How can I prove that $f(x)$ is convex on an interval if and only if $f'(x)$ is monotonically increasing ?
• Let $\lambda \in (0,1)$ and $x,y \in I$. $f(x)$ is convex on an interval, if the statement $f((1-\lambda)x + \lambda y) \leq (1-\lambda)f(x) + \lambda f(y) $ is true for all $x,y$.
• $f'(x)$ is monotonically increasing on an interval $I$, if $0 \leq \frac{d f'(x)}{dx}$ is true for all $x \in I$.
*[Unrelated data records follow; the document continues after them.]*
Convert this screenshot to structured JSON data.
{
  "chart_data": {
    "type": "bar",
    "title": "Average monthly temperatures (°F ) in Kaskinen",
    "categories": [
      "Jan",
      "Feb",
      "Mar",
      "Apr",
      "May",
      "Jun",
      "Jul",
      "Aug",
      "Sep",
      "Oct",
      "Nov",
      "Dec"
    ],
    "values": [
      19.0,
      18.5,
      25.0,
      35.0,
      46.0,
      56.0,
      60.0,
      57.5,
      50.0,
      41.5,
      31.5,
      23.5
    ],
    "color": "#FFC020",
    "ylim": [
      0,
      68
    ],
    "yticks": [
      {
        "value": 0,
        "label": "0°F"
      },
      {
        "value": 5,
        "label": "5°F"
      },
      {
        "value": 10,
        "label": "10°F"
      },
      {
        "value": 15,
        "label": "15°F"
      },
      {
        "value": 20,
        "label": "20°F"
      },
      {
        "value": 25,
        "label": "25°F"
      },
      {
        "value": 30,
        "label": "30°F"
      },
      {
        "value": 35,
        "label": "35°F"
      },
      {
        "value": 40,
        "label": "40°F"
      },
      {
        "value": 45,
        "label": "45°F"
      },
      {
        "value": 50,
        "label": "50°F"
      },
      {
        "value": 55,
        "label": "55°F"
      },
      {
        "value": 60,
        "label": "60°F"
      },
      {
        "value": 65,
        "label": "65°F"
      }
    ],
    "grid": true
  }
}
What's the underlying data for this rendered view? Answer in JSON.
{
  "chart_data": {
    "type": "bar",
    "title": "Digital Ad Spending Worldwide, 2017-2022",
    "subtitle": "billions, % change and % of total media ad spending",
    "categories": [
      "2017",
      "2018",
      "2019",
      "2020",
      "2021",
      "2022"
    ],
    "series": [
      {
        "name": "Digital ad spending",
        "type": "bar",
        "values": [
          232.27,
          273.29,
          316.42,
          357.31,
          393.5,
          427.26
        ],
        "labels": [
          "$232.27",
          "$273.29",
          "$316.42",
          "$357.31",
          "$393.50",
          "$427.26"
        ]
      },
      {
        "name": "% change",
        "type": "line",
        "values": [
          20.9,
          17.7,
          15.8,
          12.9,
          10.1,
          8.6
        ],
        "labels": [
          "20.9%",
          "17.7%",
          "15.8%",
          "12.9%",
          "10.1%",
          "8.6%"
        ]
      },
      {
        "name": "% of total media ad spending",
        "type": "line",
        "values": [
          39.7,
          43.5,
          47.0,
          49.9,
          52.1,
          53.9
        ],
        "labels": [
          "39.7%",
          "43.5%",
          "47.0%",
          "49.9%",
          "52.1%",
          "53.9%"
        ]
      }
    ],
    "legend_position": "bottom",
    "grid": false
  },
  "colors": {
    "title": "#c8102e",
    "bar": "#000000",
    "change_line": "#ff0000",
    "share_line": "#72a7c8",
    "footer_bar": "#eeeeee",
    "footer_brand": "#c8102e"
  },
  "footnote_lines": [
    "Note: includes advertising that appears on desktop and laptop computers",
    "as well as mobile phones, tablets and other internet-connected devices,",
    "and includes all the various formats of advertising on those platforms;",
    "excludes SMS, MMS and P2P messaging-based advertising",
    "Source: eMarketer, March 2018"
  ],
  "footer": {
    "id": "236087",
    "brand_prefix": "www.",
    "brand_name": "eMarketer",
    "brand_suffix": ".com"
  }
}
I don't have a problem understand this, with a graph it's quite easy to understand. But I can't manage to prove it formally, can someone give me a hint?
Note that I do have seen this question, but since I can't use inequality proven previously it doesn't help me.
Best Answer
Hint: Convexity of $f$ can be expressed as $$a < x < b \in I \implies f (x) \leq f(a) + \frac{f(b) - f(a)}{b -a} (x - a)$$
or $$a < x < b \in I \implies f (x) \leq f(b) + \frac{f(b) - f(a)}{b -a} (x - b)$$
Then $f$ is convex in $I$ if, and only if,
$$a < x < b \in I \implies \frac{f (x) - f(a)}{x-a}\leq \frac{f(b) - f(a)}{b -a} \leq \frac{f(b) - f(x)}{b -x}$$
In fact, one needs only one of those inequalities to characterize $f$ convex.
Edit: Let $x \to a$ on the first inequality and $x \to b $ on the second inequality then
$$\begin{align} a < b \implies f'(a) &\leq \frac{f(b) - f(a)}{b -a} \leq f' (b) \\a < b &\implies f'(a) \leq f'(b) \end{align}$$ Can you take it from here?